Rayleigh-Brillouin light scattering spectroscopy of air; experiment, predictive model and dimensionless scaling

TL;DR

This study measures Rayleigh-Brillouin scattering in air across various pressures and temperatures, compares results with models, and derives a temperature-dependent bulk viscosity, enabling accurate spectral profile predictions for atmospheric conditions.

Contribution

It provides experimental data and a predictive model for Rayleigh-Brillouin scattering in air, including a temperature-dependent bulk viscosity, enhancing atmospheric sensing accuracy.

Findings

RB-spectra match Tenti-S6 model at high signal-to-noise ratio

Bulk viscosity of air exhibits linear temperature dependence

Spectral profiles can be generated for sub-atmospheric conditions

Abstract

Spontaneous Rayleigh-Brillouin scattering (RBS) experiments have been performed in air for pressures in the range 0.25 - 3 bar and temperatures in the range 273 - 333 K. The functional behaviour of the RB-spectral profile as a function of experimental parameters, such as the incident wavelength, scattering angle, pressure and temperature is analyzed, as well as the dependence on thermodynamic properties of the gas, as the shear viscosity, the thermal conductivity, the internal heat capacity and the bulk viscosity.

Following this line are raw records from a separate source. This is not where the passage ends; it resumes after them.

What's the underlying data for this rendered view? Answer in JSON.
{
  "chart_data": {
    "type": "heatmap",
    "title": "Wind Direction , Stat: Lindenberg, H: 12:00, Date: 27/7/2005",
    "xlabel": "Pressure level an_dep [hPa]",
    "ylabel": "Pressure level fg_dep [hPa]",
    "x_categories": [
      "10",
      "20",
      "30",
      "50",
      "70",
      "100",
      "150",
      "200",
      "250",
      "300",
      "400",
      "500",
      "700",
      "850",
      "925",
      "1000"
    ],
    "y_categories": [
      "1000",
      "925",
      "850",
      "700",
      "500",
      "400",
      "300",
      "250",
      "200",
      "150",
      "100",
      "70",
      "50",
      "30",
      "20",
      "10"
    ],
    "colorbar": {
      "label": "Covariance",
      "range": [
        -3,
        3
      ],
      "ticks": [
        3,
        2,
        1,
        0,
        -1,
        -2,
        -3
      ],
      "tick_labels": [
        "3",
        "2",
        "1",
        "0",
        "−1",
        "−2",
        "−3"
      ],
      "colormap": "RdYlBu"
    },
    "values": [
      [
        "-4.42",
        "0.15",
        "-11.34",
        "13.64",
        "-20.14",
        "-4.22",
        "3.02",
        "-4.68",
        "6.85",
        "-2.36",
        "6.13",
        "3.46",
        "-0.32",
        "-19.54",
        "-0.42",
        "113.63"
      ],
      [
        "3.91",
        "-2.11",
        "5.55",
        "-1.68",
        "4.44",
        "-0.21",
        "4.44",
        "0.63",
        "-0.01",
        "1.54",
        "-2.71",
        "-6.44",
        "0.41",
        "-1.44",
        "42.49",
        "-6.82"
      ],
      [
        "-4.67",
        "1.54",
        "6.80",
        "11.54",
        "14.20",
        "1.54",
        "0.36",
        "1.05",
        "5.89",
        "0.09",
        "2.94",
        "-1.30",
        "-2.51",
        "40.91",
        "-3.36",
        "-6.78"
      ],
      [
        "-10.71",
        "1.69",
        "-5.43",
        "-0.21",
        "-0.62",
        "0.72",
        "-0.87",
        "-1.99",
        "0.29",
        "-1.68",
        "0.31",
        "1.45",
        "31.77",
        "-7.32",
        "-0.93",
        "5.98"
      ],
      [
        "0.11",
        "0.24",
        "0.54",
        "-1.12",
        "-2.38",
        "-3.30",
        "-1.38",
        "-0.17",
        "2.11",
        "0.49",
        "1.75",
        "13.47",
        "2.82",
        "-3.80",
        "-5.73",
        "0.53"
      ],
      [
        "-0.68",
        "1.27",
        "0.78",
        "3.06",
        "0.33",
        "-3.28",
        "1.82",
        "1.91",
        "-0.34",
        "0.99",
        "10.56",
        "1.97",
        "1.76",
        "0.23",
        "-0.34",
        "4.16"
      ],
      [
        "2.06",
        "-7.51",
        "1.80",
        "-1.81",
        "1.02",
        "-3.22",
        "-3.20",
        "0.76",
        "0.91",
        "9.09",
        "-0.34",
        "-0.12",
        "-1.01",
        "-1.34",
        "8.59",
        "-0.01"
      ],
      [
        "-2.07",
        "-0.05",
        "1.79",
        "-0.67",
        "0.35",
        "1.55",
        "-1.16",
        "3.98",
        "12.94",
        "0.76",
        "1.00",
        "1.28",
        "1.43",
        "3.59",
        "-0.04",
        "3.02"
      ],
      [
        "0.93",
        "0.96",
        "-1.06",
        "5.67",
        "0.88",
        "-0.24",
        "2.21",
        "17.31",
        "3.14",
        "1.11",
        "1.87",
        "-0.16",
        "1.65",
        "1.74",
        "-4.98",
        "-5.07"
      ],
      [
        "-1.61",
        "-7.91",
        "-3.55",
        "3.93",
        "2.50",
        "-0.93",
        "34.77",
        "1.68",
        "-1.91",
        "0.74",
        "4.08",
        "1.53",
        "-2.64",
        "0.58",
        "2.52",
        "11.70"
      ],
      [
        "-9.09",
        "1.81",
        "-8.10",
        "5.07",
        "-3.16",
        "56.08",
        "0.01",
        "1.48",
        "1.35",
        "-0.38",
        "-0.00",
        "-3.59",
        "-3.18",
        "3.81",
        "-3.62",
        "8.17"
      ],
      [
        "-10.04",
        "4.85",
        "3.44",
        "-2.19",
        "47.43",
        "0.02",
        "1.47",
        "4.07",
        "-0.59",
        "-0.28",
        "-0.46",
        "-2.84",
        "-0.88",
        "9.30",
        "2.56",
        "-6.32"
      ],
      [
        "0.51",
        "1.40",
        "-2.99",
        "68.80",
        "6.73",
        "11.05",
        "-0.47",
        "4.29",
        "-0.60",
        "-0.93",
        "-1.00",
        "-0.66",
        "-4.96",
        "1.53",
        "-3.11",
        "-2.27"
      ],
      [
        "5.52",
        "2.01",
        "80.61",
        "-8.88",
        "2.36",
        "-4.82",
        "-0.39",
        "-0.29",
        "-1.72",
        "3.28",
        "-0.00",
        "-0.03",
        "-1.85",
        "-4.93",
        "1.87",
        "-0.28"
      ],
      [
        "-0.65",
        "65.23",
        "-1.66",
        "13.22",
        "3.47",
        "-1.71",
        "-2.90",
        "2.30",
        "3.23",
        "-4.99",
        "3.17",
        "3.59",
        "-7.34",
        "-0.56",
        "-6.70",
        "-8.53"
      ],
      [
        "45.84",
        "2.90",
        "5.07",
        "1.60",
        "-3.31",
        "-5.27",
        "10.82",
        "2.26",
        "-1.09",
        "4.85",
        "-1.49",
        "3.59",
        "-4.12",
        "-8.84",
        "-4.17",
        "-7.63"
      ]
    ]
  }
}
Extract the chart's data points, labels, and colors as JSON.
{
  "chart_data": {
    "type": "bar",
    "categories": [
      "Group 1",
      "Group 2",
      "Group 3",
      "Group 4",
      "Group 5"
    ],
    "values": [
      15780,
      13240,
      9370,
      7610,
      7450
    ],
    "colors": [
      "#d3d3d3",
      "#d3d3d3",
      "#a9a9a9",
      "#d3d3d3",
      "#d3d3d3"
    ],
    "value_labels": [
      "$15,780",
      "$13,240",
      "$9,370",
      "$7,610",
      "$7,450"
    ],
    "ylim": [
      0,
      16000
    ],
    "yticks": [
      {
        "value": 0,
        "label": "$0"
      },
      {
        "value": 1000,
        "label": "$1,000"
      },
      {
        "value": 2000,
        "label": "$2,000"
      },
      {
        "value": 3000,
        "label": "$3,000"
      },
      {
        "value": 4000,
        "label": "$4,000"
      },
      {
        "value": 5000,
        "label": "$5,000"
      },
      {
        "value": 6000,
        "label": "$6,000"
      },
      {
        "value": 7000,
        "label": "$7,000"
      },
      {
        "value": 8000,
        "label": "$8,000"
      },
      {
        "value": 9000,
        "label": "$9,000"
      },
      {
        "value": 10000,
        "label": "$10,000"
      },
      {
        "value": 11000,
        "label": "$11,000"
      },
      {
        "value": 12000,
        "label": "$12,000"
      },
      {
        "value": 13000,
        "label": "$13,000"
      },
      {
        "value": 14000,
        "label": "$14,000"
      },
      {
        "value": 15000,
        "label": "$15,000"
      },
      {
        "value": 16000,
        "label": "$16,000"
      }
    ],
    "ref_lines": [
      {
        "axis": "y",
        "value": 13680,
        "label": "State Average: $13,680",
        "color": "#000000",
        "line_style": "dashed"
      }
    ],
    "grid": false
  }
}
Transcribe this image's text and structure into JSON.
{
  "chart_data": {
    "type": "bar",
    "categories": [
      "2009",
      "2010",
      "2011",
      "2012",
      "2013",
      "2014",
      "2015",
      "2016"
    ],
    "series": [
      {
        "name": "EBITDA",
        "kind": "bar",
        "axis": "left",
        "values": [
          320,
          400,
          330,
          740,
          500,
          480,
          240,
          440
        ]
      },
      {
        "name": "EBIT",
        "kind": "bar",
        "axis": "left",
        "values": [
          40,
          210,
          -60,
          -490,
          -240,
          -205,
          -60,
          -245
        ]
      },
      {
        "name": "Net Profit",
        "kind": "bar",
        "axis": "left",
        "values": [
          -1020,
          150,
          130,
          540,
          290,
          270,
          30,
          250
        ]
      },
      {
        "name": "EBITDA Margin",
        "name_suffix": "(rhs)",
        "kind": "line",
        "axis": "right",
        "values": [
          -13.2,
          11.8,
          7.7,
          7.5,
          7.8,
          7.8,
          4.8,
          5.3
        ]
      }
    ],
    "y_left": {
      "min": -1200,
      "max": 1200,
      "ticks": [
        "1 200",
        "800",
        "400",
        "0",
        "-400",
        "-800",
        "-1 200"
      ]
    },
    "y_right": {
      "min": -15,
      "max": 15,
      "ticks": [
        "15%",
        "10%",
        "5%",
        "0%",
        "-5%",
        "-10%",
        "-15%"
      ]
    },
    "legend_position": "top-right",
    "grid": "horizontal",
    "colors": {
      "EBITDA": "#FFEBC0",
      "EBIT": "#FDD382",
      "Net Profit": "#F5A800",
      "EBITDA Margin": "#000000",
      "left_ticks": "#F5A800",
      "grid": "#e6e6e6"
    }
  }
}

Measurements are performed in a scattering geometry detecting at a scattering angle $\theta=55.7^\circ$ and an incident wavelength of $\lambda_i=532.22$ nm, at which the Brillouin features become more pronounced than in a right angles geometry and for ultraviolet light. For pressure conditions of 1 - 3 bar the RB-spectra, measured at high signal-to-noise ratio, are compared to Tenti-S6 model calculations and values for the bulk viscosity of air are extracted. Values of $\eta_b$ are found to exhibit a linear dependence on temperature over the measurement interval in the range $1.0 - 2.0 \times 10^{-5}$ Pa$\cdot$s. A temperature dependent value is deduced from a collection of experiments to yield: $\eta_{\rm b} = (0.86 \times 10^{-5}) + 1.29 \times 10^{-7} \cdot (T - 250)$. These results are implemented in model calculations that were verified for the low pressure conditions ($p < 1$ bar) relevant for the Earth's atmosphere. As a result we demonstrate that the RB-scattering spectral profiles for air under sub-atmospheric conditions can be generated via the Tenti-S6 model, for given gas-phase and detection conditions ($p$, $T$, $\lambda_i$, and $\theta$), and for values for the gas transport coefficients.